Chris hookedLe monde est choqué : Comment ? Damn, Dis Moi, la dernière chanson de Christine and the Queens, ne serait qu’un assemblage de boucles libres de droits fournies avec Logic, le séquenceur phare d’Apple ? C’est scandaleux ! Ca ne relève même pas du sampling, s’indigne-t-on ! Elle n’a rien fait ! Elle n’a aucun mérite !

En plus d’un texte et d’une mélodie, elle n’a pourtant fait qu’utiliser un logiciel et les ressources mis à sa disposition, comme tout le monde le fait depuis que nos instruments et nos effets sont livrés avec des presets ou des patterns, c’est-à-dire depuis quelques décennies déjà. Aurait-elle été plus méritante de mettre un micro devant un piano pour jouer ces mêmes accords que des millions de musiciens ont probablement joués avant elle ? La question se pose, sachant qu’après les siècles que nous avons passés, nous autres occidentaux, à retourner les douze mêmes notes dans tous les sens, il n’existe probablement pas d'accord, de progression harmonique ni même de mélodie ou de rythmes qui n’aient pas été déjà écrits. Et quand bien même on voudrait comme Hugo prendre la posture de l’artiste besogneux qui gravit la montage intime un soir d’orage pour se faire frapper par quelque muse ou divinité, il n’en reste pas moins que le pastiche et le collage ont toujours existé dans l’art, qu’ils en sont même un des principaux ressorts, au point de faire dire à Picasso que si les bons artistes copient, les grands artistes volent. La fille a chipé trois boucles d'un sound designer pour en faire sa chanson ? À la bonne heure...

À l’heure où combiner des boucles préenregistrées suffisent à jeter les bases d'une compo, comme on le voit d’ailleurs dans le test d’Output Arcade que nous publions cette semaine, on serait bien inspiré en tout cas de juger une oeuvre sur ce qu’elle est à la fin et non sur sa genèse, car même faite de A à Z avec les meilleurs musiciens et les meilleurs techniciens, une mauvaise chanson restera toujours une mauvaise chanson tandis que le bon chasseur, lui...
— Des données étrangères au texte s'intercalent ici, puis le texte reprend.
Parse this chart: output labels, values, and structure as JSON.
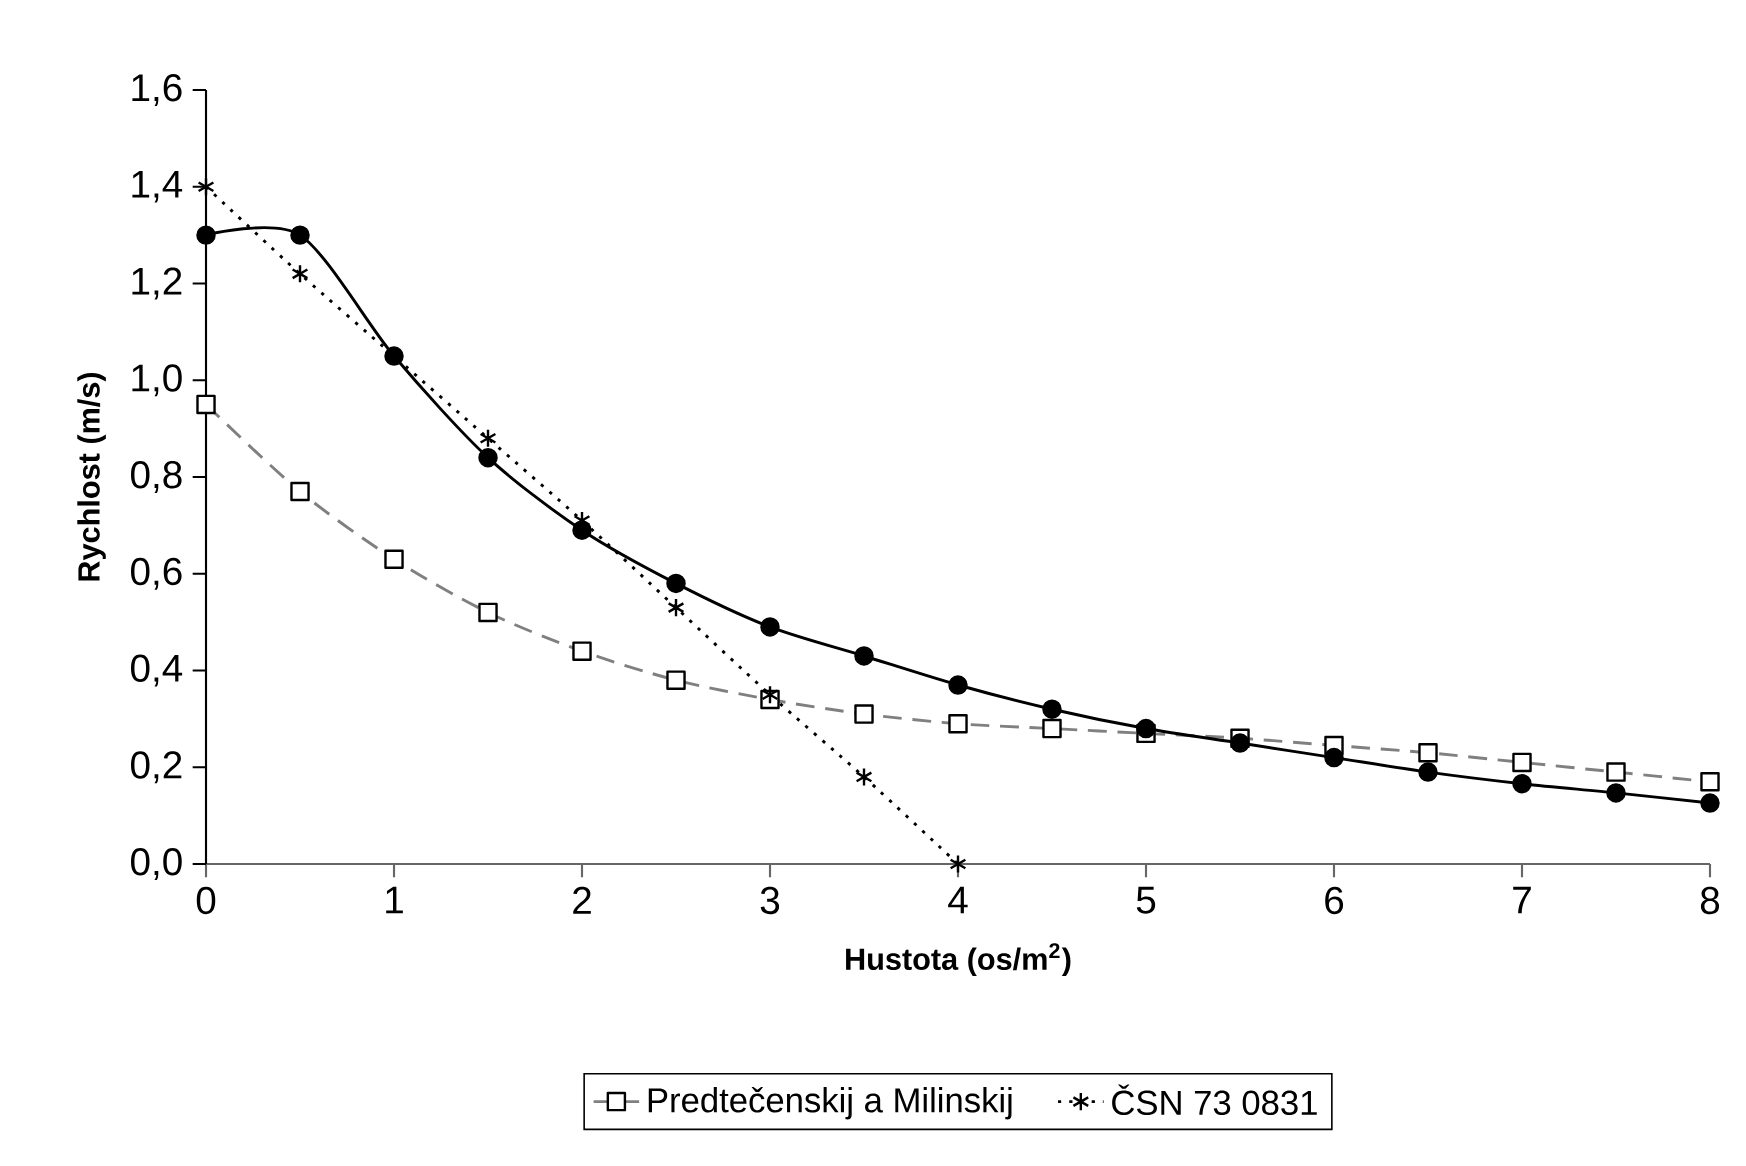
{
  "chart_data": {
    "type": "line",
    "xlabel": "Hustota (os/m$^{2}$)",
    "ylabel": "Rychlost (m/s)",
    "x": [
      0,
      0.5,
      1,
      1.5,
      2,
      2.5,
      3,
      3.5,
      4,
      4.5,
      5,
      5.5,
      6,
      6.5,
      7,
      7.5,
      8
    ],
    "series": [
      {
        "name": "Predtečenskij a Milinskij",
        "color": "#808080",
        "marker": "square",
        "line_style": "dashed",
        "values": [
          0.95,
          0.77,
          0.63,
          0.52,
          0.44,
          0.38,
          0.34,
          0.31,
          0.29,
          0.28,
          0.27,
          0.26,
          0.245,
          0.23,
          0.21,
          0.19,
          0.17
        ]
      },
      {
        "color": "#000000",
        "marker": "circle",
        "line_style": "solid",
        "values": [
          1.3,
          1.3,
          1.05,
          0.84,
          0.69,
          0.58,
          0.49,
          0.43,
          0.37,
          0.32,
          0.28,
          0.25,
          0.22,
          0.19,
          0.166,
          0.147,
          0.126
        ]
      },
      {
        "name": "ČSN 73 0831",
        "color": "#000000",
        "marker": "cross",
        "line_style": "dotted",
        "x": [
          0,
          0.5,
          1,
          1.5,
          2,
          2.5,
          3,
          3.5,
          4
        ],
        "values": [
          1.4,
          1.22,
          1.05,
          0.88,
          0.71,
          0.53,
          0.35,
          0.18,
          0.0
        ]
      }
    ],
    "xlim": [
      0,
      8
    ],
    "xticks": [
      0,
      1,
      2,
      3,
      4,
      5,
      6,
      7,
      8
    ],
    "ylim": [
      0,
      1.6
    ],
    "yticks": [
      {
        "value": 0,
        "label": "0,0"
      },
      {
        "value": 0.2,
        "label": "0,2"
      },
      {
        "value": 0.4,
        "label": "0,4"
      },
      {
        "value": 0.6,
        "label": "0,6"
      },
      {
        "value": 0.8,
        "label": "0,8"
      },
      {
        "value": 1.0,
        "label": "1,0"
      },
      {
        "value": 1.2,
        "label": "1,2"
      },
      {
        "value": 1.4,
        "label": "1,4"
      },
      {
        "value": 1.6,
        "label": "1,6"
      }
    ],
    "grid": false,
    "legend": "bottom"
  }
}
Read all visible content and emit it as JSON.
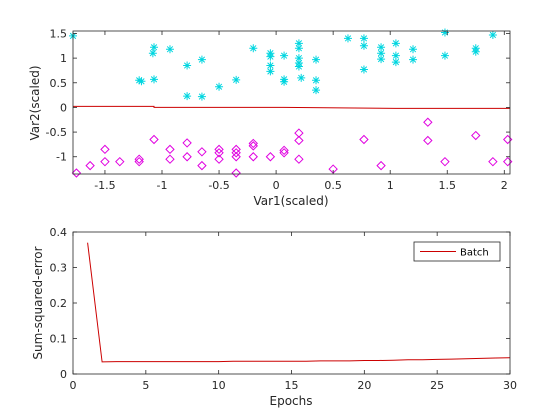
{
  "chart_data": [
    {
      "type": "scatter",
      "xlabel": "Var1(scaled)",
      "ylabel": "Var2(scaled)",
      "xlim": [
        -1.78,
        2.05
      ],
      "ylim": [
        -1.35,
        1.55
      ],
      "xticks": [
        -1.5,
        -1,
        -0.5,
        0,
        0.5,
        1,
        1.5,
        2
      ],
      "xtick_labels": [
        "-1.5",
        "-1",
        "-0.5",
        "0",
        "0.5",
        "1",
        "1.5",
        "2"
      ],
      "yticks": [
        -1,
        -0.5,
        0,
        0.5,
        1,
        1.5
      ],
      "ytick_labels": [
        "-1",
        "-0.5",
        "0",
        "0.5",
        "1",
        "1.5"
      ],
      "grid": false,
      "series": [
        {
          "marker": "asterisk",
          "color": "#00D6E0",
          "points": [
            [
              -1.78,
              1.45
            ],
            [
              -1.2,
              0.55
            ],
            [
              -1.18,
              0.53
            ],
            [
              -1.07,
              1.22
            ],
            [
              -1.08,
              1.1
            ],
            [
              -1.07,
              0.57
            ],
            [
              -0.93,
              1.18
            ],
            [
              -0.78,
              0.85
            ],
            [
              -0.78,
              0.23
            ],
            [
              -0.65,
              0.97
            ],
            [
              -0.65,
              0.22
            ],
            [
              -0.5,
              0.42
            ],
            [
              -0.35,
              0.56
            ],
            [
              -0.2,
              1.2
            ],
            [
              -0.05,
              1.1
            ],
            [
              -0.05,
              1.03
            ],
            [
              -0.05,
              0.85
            ],
            [
              -0.05,
              0.73
            ],
            [
              0.07,
              1.05
            ],
            [
              0.07,
              0.57
            ],
            [
              0.07,
              0.52
            ],
            [
              0.2,
              1.3
            ],
            [
              0.2,
              1.2
            ],
            [
              0.2,
              1.0
            ],
            [
              0.2,
              0.9
            ],
            [
              0.2,
              0.83
            ],
            [
              0.22,
              0.6
            ],
            [
              0.35,
              0.97
            ],
            [
              0.35,
              0.55
            ],
            [
              0.35,
              0.35
            ],
            [
              0.63,
              1.4
            ],
            [
              0.77,
              1.4
            ],
            [
              0.77,
              1.25
            ],
            [
              0.77,
              0.77
            ],
            [
              0.92,
              1.22
            ],
            [
              0.92,
              1.1
            ],
            [
              0.92,
              0.98
            ],
            [
              1.05,
              1.3
            ],
            [
              1.05,
              1.05
            ],
            [
              1.05,
              0.92
            ],
            [
              1.2,
              1.18
            ],
            [
              1.2,
              0.97
            ],
            [
              1.48,
              1.52
            ],
            [
              1.48,
              1.05
            ],
            [
              1.75,
              1.2
            ],
            [
              1.75,
              1.13
            ],
            [
              1.9,
              1.47
            ]
          ]
        },
        {
          "marker": "diamond",
          "color": "#E000E0",
          "points": [
            [
              -1.75,
              -1.33
            ],
            [
              -1.63,
              -1.18
            ],
            [
              -1.5,
              -0.85
            ],
            [
              -1.5,
              -1.1
            ],
            [
              -1.37,
              -1.1
            ],
            [
              -1.2,
              -1.05
            ],
            [
              -1.2,
              -1.1
            ],
            [
              -1.07,
              -0.65
            ],
            [
              -0.93,
              -0.85
            ],
            [
              -0.93,
              -1.05
            ],
            [
              -0.78,
              -0.72
            ],
            [
              -0.78,
              -1.0
            ],
            [
              -0.65,
              -0.9
            ],
            [
              -0.65,
              -1.18
            ],
            [
              -0.5,
              -0.85
            ],
            [
              -0.5,
              -0.92
            ],
            [
              -0.5,
              -1.05
            ],
            [
              -0.35,
              -0.85
            ],
            [
              -0.35,
              -0.92
            ],
            [
              -0.35,
              -1.0
            ],
            [
              -0.35,
              -1.33
            ],
            [
              -0.2,
              -0.73
            ],
            [
              -0.2,
              -0.78
            ],
            [
              -0.2,
              -1.0
            ],
            [
              -0.05,
              -1.0
            ],
            [
              0.07,
              -0.87
            ],
            [
              0.07,
              -0.92
            ],
            [
              0.2,
              -0.52
            ],
            [
              0.2,
              -0.67
            ],
            [
              0.2,
              -1.05
            ],
            [
              0.5,
              -1.25
            ],
            [
              0.77,
              -0.65
            ],
            [
              0.92,
              -1.18
            ],
            [
              1.33,
              -0.3
            ],
            [
              1.33,
              -0.67
            ],
            [
              1.48,
              -1.1
            ],
            [
              1.75,
              -0.57
            ],
            [
              1.9,
              -1.1
            ],
            [
              2.03,
              -0.65
            ],
            [
              2.03,
              -1.1
            ]
          ]
        }
      ],
      "boundary": {
        "color": "#CC0000",
        "points": [
          [
            -1.78,
            0.02
          ],
          [
            -1.07,
            0.02
          ],
          [
            -1.07,
            0.0
          ],
          [
            0.07,
            0.0
          ],
          [
            1.05,
            -0.02
          ],
          [
            2.05,
            -0.02
          ]
        ]
      }
    },
    {
      "type": "line",
      "xlabel": "Epochs",
      "ylabel": "Sum-squared-error",
      "xlim": [
        0,
        30
      ],
      "ylim": [
        0,
        0.4
      ],
      "xticks": [
        0,
        5,
        10,
        15,
        20,
        25,
        30
      ],
      "xtick_labels": [
        "0",
        "5",
        "10",
        "15",
        "20",
        "25",
        "30"
      ],
      "yticks": [
        0,
        0.1,
        0.2,
        0.3,
        0.4
      ],
      "ytick_labels": [
        "0",
        "0.1",
        "0.2",
        "0.3",
        "0.4"
      ],
      "grid": false,
      "legend_position": "top-right",
      "series": [
        {
          "name": "Batch",
          "color": "#CC0000",
          "x": [
            1,
            2,
            3,
            4,
            5,
            6,
            7,
            8,
            9,
            10,
            11,
            12,
            13,
            14,
            15,
            16,
            17,
            18,
            19,
            20,
            21,
            22,
            23,
            24,
            25,
            26,
            27,
            28,
            29,
            30
          ],
          "values": [
            0.37,
            0.034,
            0.035,
            0.035,
            0.035,
            0.035,
            0.035,
            0.035,
            0.035,
            0.035,
            0.036,
            0.036,
            0.036,
            0.036,
            0.036,
            0.036,
            0.037,
            0.037,
            0.037,
            0.038,
            0.038,
            0.039,
            0.04,
            0.04,
            0.041,
            0.042,
            0.043,
            0.044,
            0.045,
            0.046
          ]
        }
      ]
    }
  ]
}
Il est sûr à la fin que si Christine avait eu la bonne idée de passer sa batterie dans une distorsion comme la Boum d’OTO Machines, elle se serait exposée à moins de critiques. Même chose si elle avait enregistré ses cocottes avec une vraie guitare en utilisant au besoin la Sim1 XT-1 capable de faire passer des Les Paul pour des Strat et vice et versa. Mais elle ne l’a pas fait, peut-être par flemme ou par facilité, et ce n’est pas moi qui lui jetterais la pierre vu que la semaine prochaine, Audiofanzine va ralentir son rythme pour laisser à sa petite équipe le temps de prendre quelques vacances. Comme sur le service public, attendez-vous donc à quelques rediffusions : le gendarme à Abbey Road, la 7ème compagnie fait du home studio, l’alim Fantomas, ce genre de choses…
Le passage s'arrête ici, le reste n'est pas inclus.